L’alerte qui a choisi le mauvais coupable
Dans un centre d’exploitation, deux services cessent d’atteindre le même domaine. Le premier résolveur retourne SERVFAIL avec EDE 7, Signature Expired. Un forwarder d’une autre région renvoie le même RCODE avec EDE 23, Network Error. Le tableau d’alerte déduit immédiatement que le propriétaire de la zone a oublié de renouveler ses signatures et ouvre une procédure externe.
L’explication paraît précise, donc crédible. Pourtant le premier résolveur peut avoir une horloge fausse ; le second peut perdre son transit ; le forwarder peut avoir recomposé le code reçu en amont. Le propriétaire de la zone n’est responsable que si les signatures servies, leur période de validité et les observations indépendantes confirment cette histoire.
EDE améliore le triage : expiration, absence de DNSKEY et autorité injoignable ne demandent pas les mêmes vérifications. Mais le code représente la conclusion locale d’un composant. Le passage de « voilà ce que j’ai observé » à « voilà qui doit agir » appartient à une politique distincte, révisable et appuyée par d’autres preuves.
Deux octets de contexte, aucune nouvelle vérité protocolaire
L’option EDE commence par un INFO-CODE de 16 bits. Le reste peut contenir un EXTRA-TEXT UTF-8 destiné aux personnes, pas à un analyseur automatique. Sa taille vient d’OPTION-LENGTH et non d’un caractère de fin supposé. Un message peut contenir plusieurs options, et le récepteur doit les accepter même s’il ne les interprète pas.
La RFC 8914 autorise EDE avec SERVFAIL, REFUSED, NXDOMAIN, NOERROR et les autres réponses portant un OPT. Elle impose toutefois de continuer à appliquer la spécification du RCODE. Cette séparation empêche un diagnostic d’effacer un échec, de rendre des données sûres ou de convertir une réponse de filtrage en donnée autoritative.

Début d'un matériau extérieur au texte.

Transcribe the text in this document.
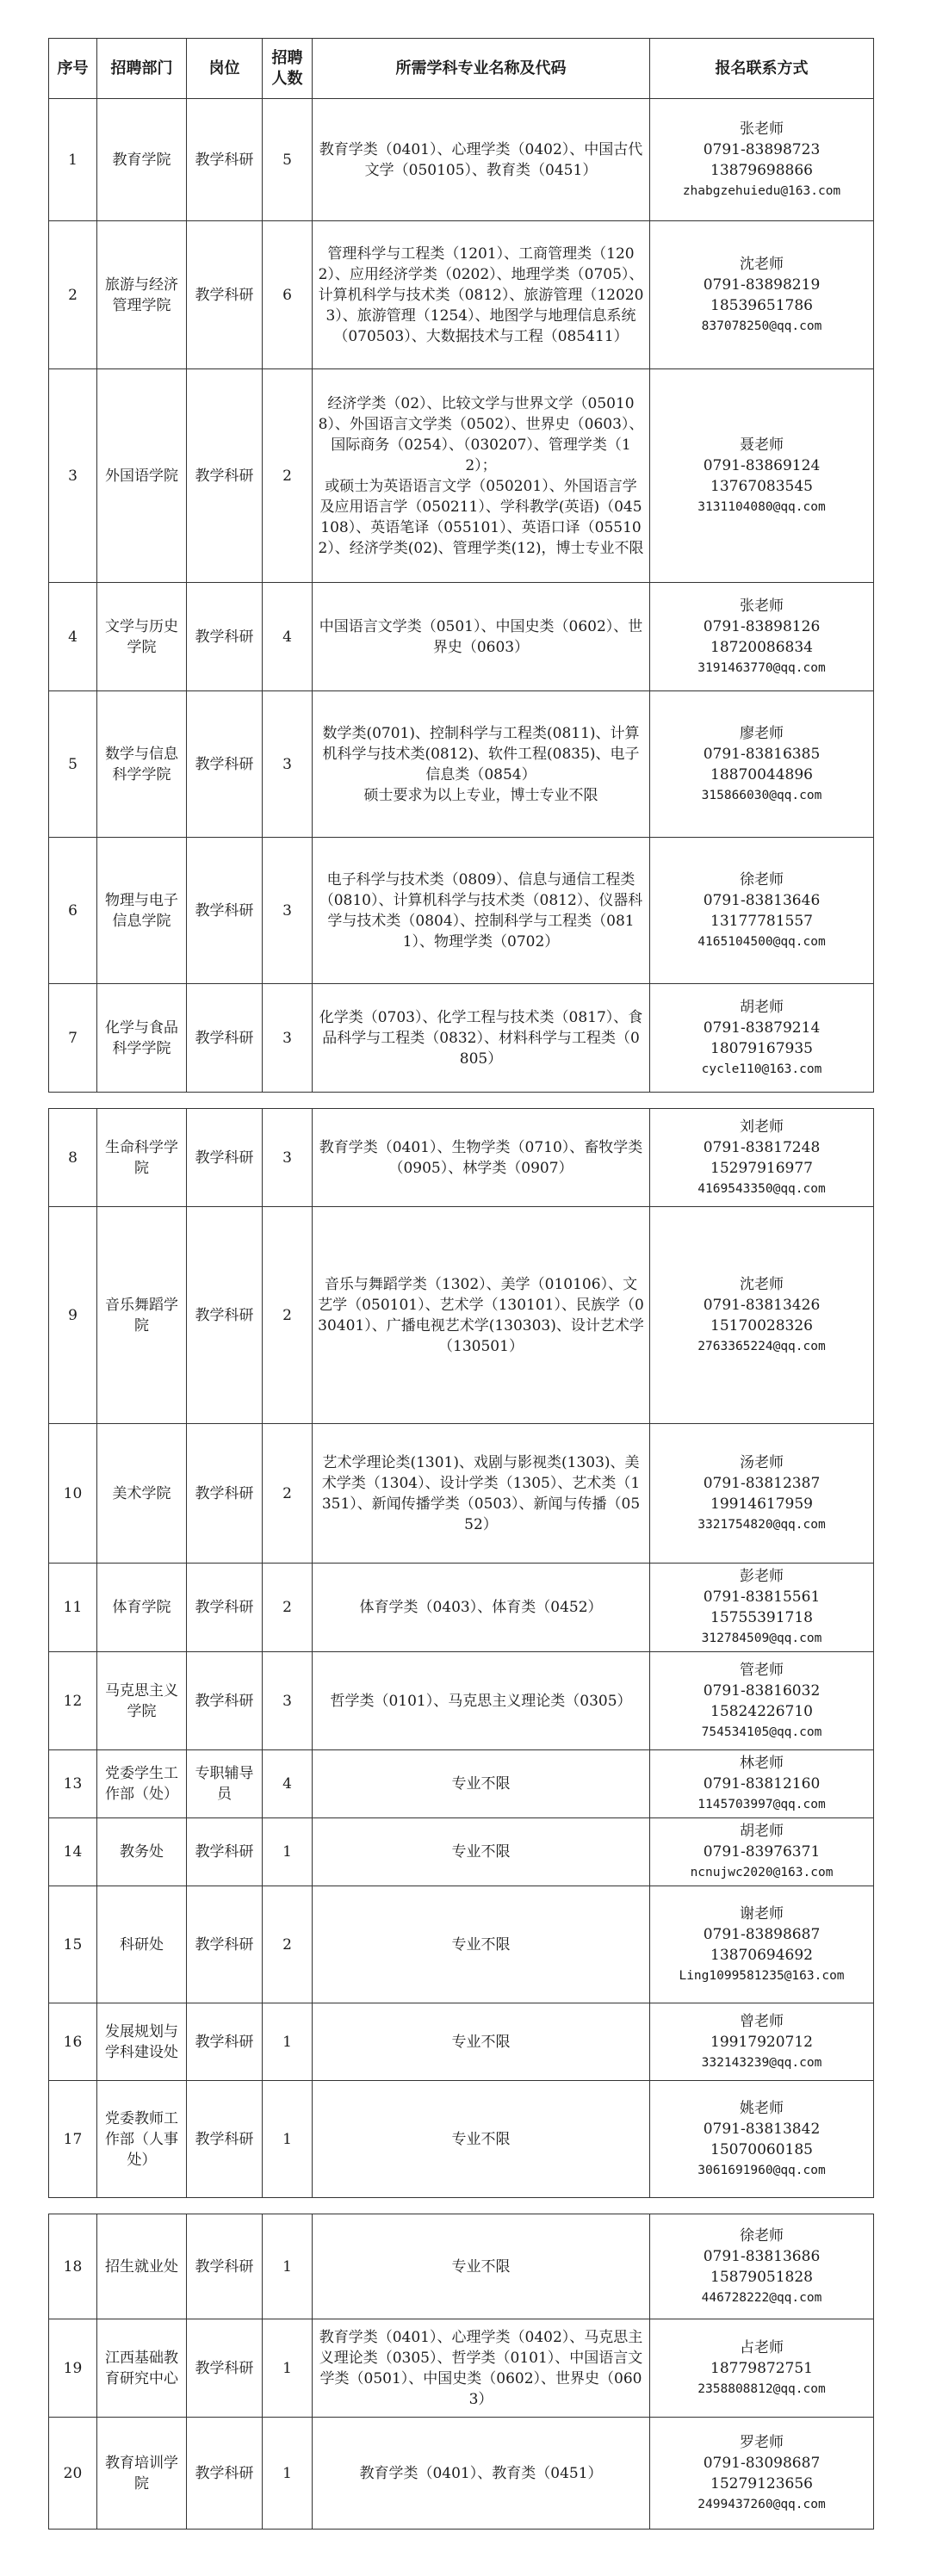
序号	招聘部门	岗位	招聘
人数	所需学科专业名称及代码	报名联系方式
1	教育学院	教学科研	5	教育学类（0401）、心理学类（0402）、中国古代文学（050105）、教育类（0451）	张老师
0791-83898723
13879698866
zhabgzehuiedu@163.com

2	旅游与经济管理学院	教学科研	6	管理科学与工程类（1201）、工商管理类（1202）、应用经济学类（0202）、地理学类（0705）、计算机科学与技术类（0812）、旅游管理（120203）、旅游管理（1254）、地图学与地理信息系统（070503）、大数据技术与工程（085411）	沈老师
0791-83898219
18539651786
837078250@qq.com

3	外国语学院	教学科研	2	经济学类（02）、比较文学与世界文学（050108）、外国语言文学类（0502）、世界史（0603）、国际商务（0254）、（030207）、管理学类（12）；
或硕士为英语语言文学（050201）、外国语言学及应用语言学（050211）、学科教学(英语)（045108）、英语笔译（055101）、英语口译（055102）、经济学类(02)、管理学类(12)，博士专业不限	聂老师
0791-83869124
13767083545
3131104080@qq.com

4	文学与历史学院	教学科研	4	中国语言文学类（0501）、中国史类（0602）、世界史（0603）	张老师
0791-83898126
18720086834
3191463770@qq.com

5	数学与信息科学学院	教学科研	3	数学类(0701)、控制科学与工程类(0811)、计算机科学与技术类(0812)、软件工程(0835)、电子信息类（0854）
硕士要求为以上专业，博士专业不限	廖老师
0791-83816385
18870044896
315866030@qq.com

6	物理与电子信息学院	教学科研	3	电子科学与技术类（0809）、信息与通信工程类（0810）、计算机科学与技术类（0812）、仪器科学与技术类（0804）、控制科学与工程类（0811）、物理学类（0702）	徐老师
0791-83813646
13177781557
4165104500@qq.com

7	化学与食品科学学院	教学科研	3	化学类（0703）、化学工程与技术类（0817）、食品科学与工程类（0832）、材料科学与工程类（0805）	胡老师
0791-83879214
18079167935
cycle110@163.com
8	生命科学学院	教学科研	3	教育学类（0401）、生物学类（0710）、畜牧学类（0905）、林学类（0907）	刘老师
0791-83817248
15297916977
4169543350@qq.com

9	音乐舞蹈学院	教学科研	2	音乐与舞蹈学类（1302）、美学（010106）、文艺学（050101）、艺术学（130101）、民族学（030401）、广播电视艺术学(130303)、设计艺术学（130501）	沈老师
0791-83813426
15170028326
2763365224@qq.com

10	美术学院	教学科研	2	艺术学理论类(1301)、戏剧与影视类(1303)、美术学类（1304）、设计学类（1305）、艺术类（1351）、新闻传播学类（0503）、新闻与传播（0552）	汤老师
0791-83812387
19914617959
3321754820@qq.com

11	体育学院	教学科研	2	体育学类（0403）、体育类（0452）	彭老师
0791-83815561
15755391718
312784509@qq.com

12	马克思主义学院	教学科研	3	哲学类（0101）、马克思主义理论类（0305）	管老师
0791-83816032
15824226710
754534105@qq.com

13	党委学生工作部（处）	专职辅导员	4	专业不限	林老师
0791-83812160
1145703997@qq.com

14	教务处	教学科研	1	专业不限	胡老师
0791-83976371
ncnujwc2020@163.com

15	科研处	教学科研	2	专业不限	谢老师
0791-83898687
13870694692
Ling1099581235@163.com

16	发展规划与学科建设处	教学科研	1	专业不限	曾老师
19917920712
332143239@qq.com

17	党委教师工作部（人事处）	教学科研	1	专业不限	姚老师
0791-83813842
15070060185
3061691960@qq.com
18	招生就业处	教学科研	1	专业不限	徐老师
0791-83813686
15879051828
446728222@qq.com

19	江西基础教育研究中心	教学科研	1	教育学类（0401）、心理学类（0402）、马克思主义理论类（0305）、哲学类（0101）、中国语言文学类（0501）、中国史类（0602）、世界史（0603）	占老师
18779872751
2358808812@qq.com

20	教育培训学院	教学科研	1	教育学类（0401）、教育类（0451）	罗老师
0791-83098687
15279123656
2499437260@qq.com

Lorsque le budget UDP est dépassé, EDE doit céder avant les données principales et le serveur devrait poser TC. Une absence d’EDE ne signifie donc pas absence de diagnostic : l’implémentation peut ne pas le produire, le forwarder peut l’omettre ou le paquet peut l’avoir perdu pour des raisons de taille.
Le dernier émetteur n’est pas toujours le premier témoin
Un résolveur intermédiaire peut conserver, jeter ou reformuler l’EDE reçu. S’il le transmet ou le recrée, la RFC recommande d’indiquer la source dans EXTRA-TEXT, car le client voit l’option comme venant du dernier hop. Cette phrase aide l’opérateur, mais ne constitue pas une provenance cryptographique.
Le journal doit séparer l’observateur, le composant qui a choisi le code, celui qui a écrit le texte et celui qui a envoyé le paquet final. DoT, DoH ou DoQ peut protéger un hop et identifier un pair selon le contrat de transport. Un résolveur authentifié reste capable de se tromper ou de mentir. DNSSEC authentifie des données DNS ; il ne signe pas l’interprétation opérationnelle d’un résolveur.
La conséquence pratique est simple : une automatisation ne doit jamais prendre DNSSEC Bogus comme permission de désactiver la validation. Elle conserve le SERVFAIL, compare d’autres validateurs, inspecte DS, DNSKEY, RRSIG, NSEC, horloge et trust anchors, puis répare le maillon confirmé.
Le registre coordonne les nombres, pas la maturité
La RFC 8914 a défini les codes 0 à 24. IANA maintient maintenant une liste plus large. La plage publique relève de First Come First Served, tandis que la plage haute est réservée à l’usage privé. Les références actuelles mélangent RFC, drafts et preuves d’implémentation.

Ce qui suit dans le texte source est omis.